Imagine the world of safe, watered-down college rock in the 1980s—bands who wore tennis shoes and polo shirts on stage, singing in a nonchalant, passion-free way about things that didn’t matter. I found it pretty boring then, and I still do. This was the beginning of what they called “shoegazer” music. Gazing at your shoes? C’mon, how friggin’ neutered and spayed was rock and roll supposed to get?

All of a sudden, on our televisions broadcast all over the country, from Carrboro, North Carolina, here was a young guy with a greasy unkempt pompadour and leather jacket who lived in a shack behind his parents’ house that he decorated like an antique funeral home. The segment was all about Dexter Romweber living in this shack, what he dubbed “The Mausoleum,” and his influences: Elvis, Gene Vincent, Eddie Cochran, Buddy Holly, Ritchie Valens, James Brown, the Munsters! Dexter seemed like a nut—a really, really cool nut! He used a coffin next to their couch as a coffee table! The place was decorated with fake spiderwebs, tree limbs, and other assorted detritus of the midcentury era and things that appeared to have been stolen from local graveyards. After the tour of the Mausoleum, Dexter and Crow went in the backyard and played (Dexter strapping on his trusty cheap guitar, a Danelectro/Silvertone “amp in case” model) the most insane, screeching, reverb-drenched version of Buddy Holly’s ballad “Girl On My Mind.” A ballad! A freakin’ ballad! But it was the most intense thing many of us kids had ever seen up to that point. This was life-changing television for young kids all over the country, much in the same way that lives were changed when Elvis or the Beatles appeared on Ed Sullivan.

Like many other malleable young minds across the nation, I became very intrigued with Dexter Romweber at that moment. He was a hero. How was this even possible, that he got on NATIONAL TELEVISION?

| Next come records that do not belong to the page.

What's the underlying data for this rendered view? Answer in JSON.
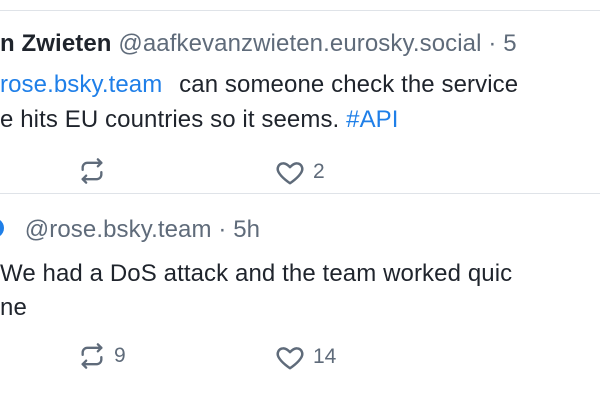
{
  "post1": {
    "author_name": "n Zwieten",
    "author_handle": "@aafkevanzwieten.eurosky.social",
    "time": "· 5",
    "text_mention": "rose.bsky.team",
    "text_line1": "can someone check the service",
    "text_line2": "e hits EU countries so it seems.",
    "hashtag": "#API",
    "retweet_count": "",
    "like_count": "2"
  },
  "post2": {
    "author_handle": "@rose.bsky.team",
    "time": "· 5h",
    "text_line1": "We had a DoS attack and the team worked quic",
    "text_line2": "ne",
    "retweet_count": "9",
    "like_count": "14"
  },
  "icons": {
    "repost": "repost-icon",
    "like": "heart-icon",
    "verified": "verified-badge-icon"
  },
  "colors": {
    "text": "#1f242c",
    "muted": "#5f6b7a",
    "accent": "#1f7fe8",
    "divider": "#dfe3e8"
  }
}
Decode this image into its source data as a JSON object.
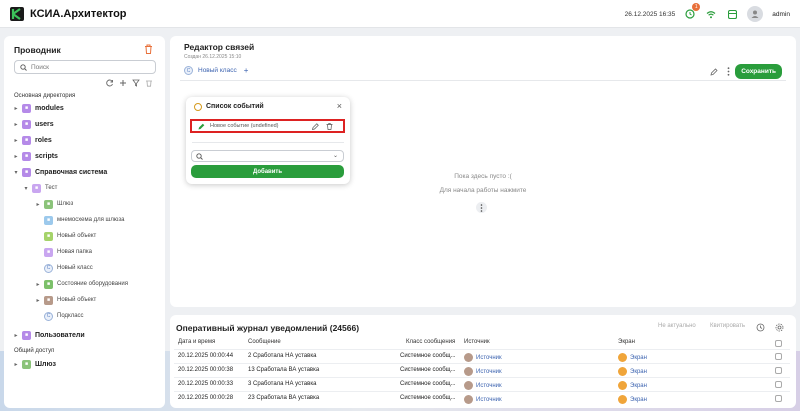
{
  "app": {
    "title": "КСИА.Архитектор",
    "datetime": "26.12.2025 16:35",
    "notification_count": "1",
    "username": "admin",
    "brand_color": "#2a9d3c"
  },
  "sidebar": {
    "title": "Проводник",
    "search_placeholder": "Поиск",
    "section_main": "Основная директория",
    "section_shared": "Общий доступ",
    "items": [
      {
        "label": "modules"
      },
      {
        "label": "users"
      },
      {
        "label": "roles"
      },
      {
        "label": "scripts"
      },
      {
        "label": "Справочная система"
      },
      {
        "label": "Тест"
      },
      {
        "label": "Шлюз"
      },
      {
        "label": "мнемосхема для шлюза"
      },
      {
        "label": "Новый объект"
      },
      {
        "label": "Новая папка"
      },
      {
        "label": "Новый класс"
      },
      {
        "label": "Состояние оборудования"
      },
      {
        "label": "Новый объект"
      },
      {
        "label": "Подкласс"
      },
      {
        "label": "Пользователи"
      },
      {
        "label": "Шлюз"
      }
    ]
  },
  "editor": {
    "title": "Редактор связей",
    "created": "Создан 26.12.2025 15:10",
    "tab_label": "Новый класс",
    "tab_icon_letter": "C",
    "save_label": "Сохранить",
    "empty_line1": "Пока здесь пусто :(",
    "empty_line2": "Для начала работы нажмите"
  },
  "events_popup": {
    "title": "Список событий",
    "event_label": "Новое событие (undefined)",
    "add_label": "Добавить"
  },
  "journal": {
    "title": "Оперативный журнал уведомлений (24566)",
    "btn_not_actual": "Не актуально",
    "btn_quote": "Квитировать",
    "headers": {
      "datetime": "Дата и время",
      "message": "Сообщение",
      "class": "Класс сообщения",
      "source": "Источник",
      "screen": "Экран"
    },
    "rows": [
      {
        "datetime": "20.12.2025 00:00:44",
        "message": "2 Сработала НА уставка",
        "class": "Системное сообщ...",
        "source": "Источник",
        "screen": "Экран"
      },
      {
        "datetime": "20.12.2025 00:00:38",
        "message": "13 Сработала ВА уставка",
        "class": "Системное сообщ...",
        "source": "Источник",
        "screen": "Экран"
      },
      {
        "datetime": "20.12.2025 00:00:33",
        "message": "3 Сработала НА уставка",
        "class": "Системное сообщ...",
        "source": "Источник",
        "screen": "Экран"
      },
      {
        "datetime": "20.12.2025 00:00:28",
        "message": "23 Сработала ВА уставка",
        "class": "Системное сообщ...",
        "source": "Источник",
        "screen": "Экран"
      }
    ]
  }
}
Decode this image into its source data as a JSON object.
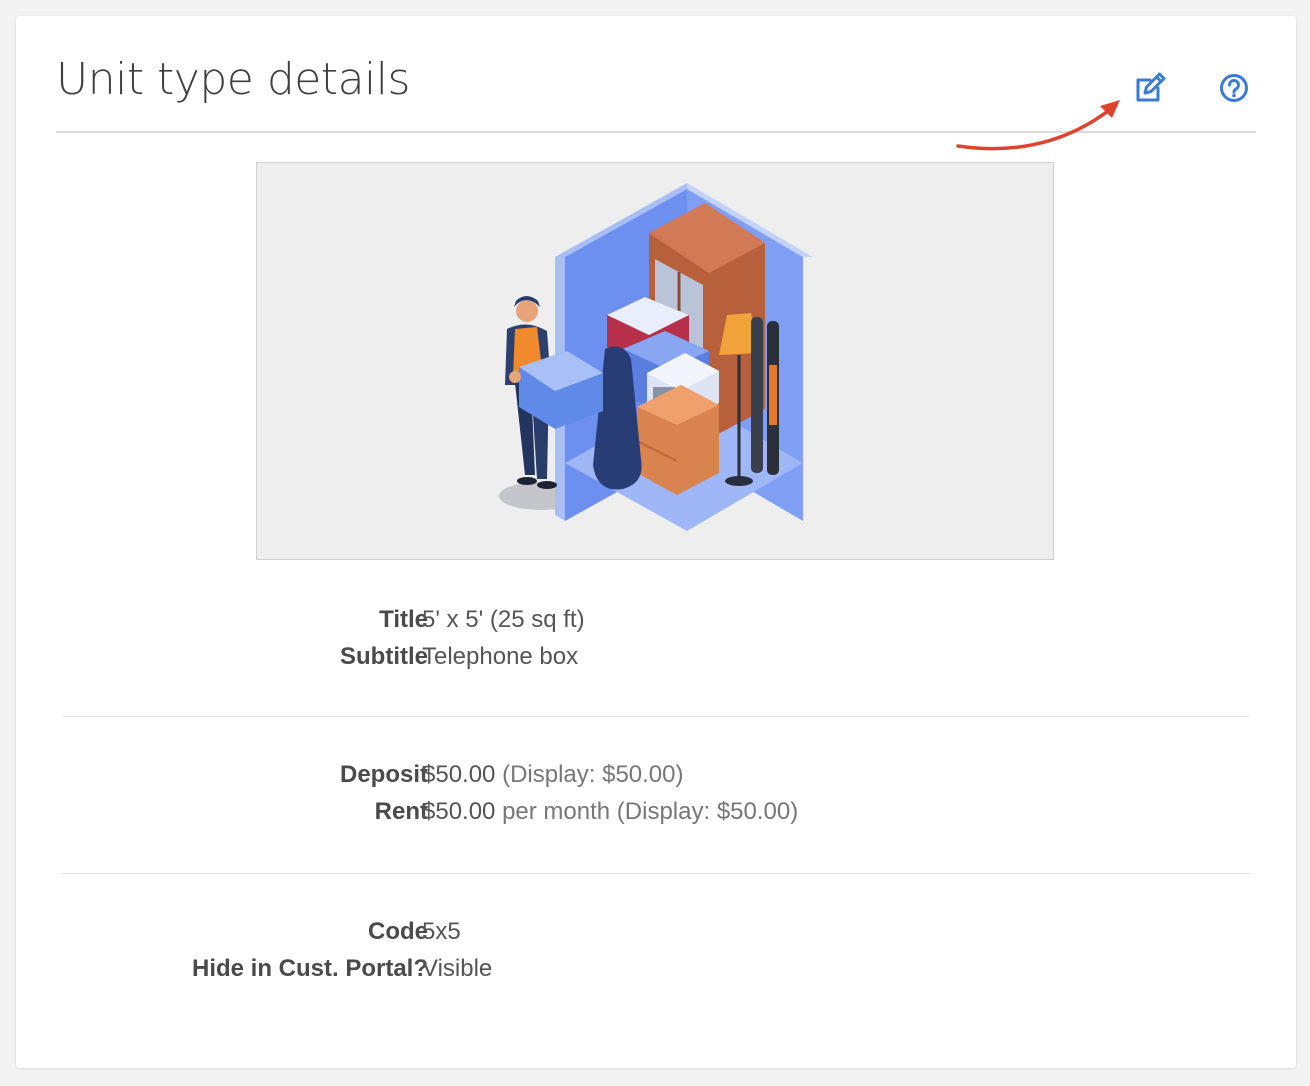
{
  "header": {
    "title": "Unit type details",
    "edit_icon": "edit-icon",
    "help_icon": "help-circle-icon"
  },
  "image": {
    "description_icon": "storage-unit-illustration"
  },
  "details": {
    "group1": [
      {
        "label": "Title",
        "value": "5' x 5' (25 sq ft)"
      },
      {
        "label": "Subtitle",
        "value": "Telephone box"
      }
    ],
    "group2": {
      "deposit": {
        "label": "Deposit",
        "amount": "$50.00",
        "extra": "(Display: $50.00)"
      },
      "rent": {
        "label": "Rent",
        "amount": "$50.00",
        "extra": "per month (Display: $50.00)"
      }
    },
    "group3": [
      {
        "label": "Code",
        "value": "5x5"
      },
      {
        "label": "Hide in Cust. Portal?",
        "value": "Visible"
      }
    ]
  },
  "colors": {
    "accent": "#3a7bd5",
    "annotation": "#e0432b",
    "label": "#4a4a4a",
    "value": "#555555"
  }
}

Turns out, Dex had a huge fan that also happened to be the manager of the band R.E.M. (If I get any details wrong, correct me, this is secondhand info I heard at the time). This manager also had a record label, and one of his goals was to spend a bunch of money so that Dex and Crow and the Flat Duo Jets could get some national exposure and make a name for themselves. He had first put them in the movie Athens, GA—Inside and Out, (which we saw some time later, this was an era where most of us couldn’t even afford VHS video players), then signed them to his label, Dog Gone Records.

A short time after we saw the Flat Duo Jets on that MTV segment, their debut album was released, and a national tour was booked. That manager from R.E.M. plowed a bunch of money into promoting the band, even sending out large letterpress old-school show posters to every small college town and city across the country (I still have mine, tucked away).

The first time we saw the Flat Duo Jets in action was at the long-gone and sadly missed Maxwell’s Club in Hoboken, New Jersey. We were on tour on the East Coast and were thrilled that we were finally going to be able to see these guys live in person. Holy cats, did they exceed our expectations.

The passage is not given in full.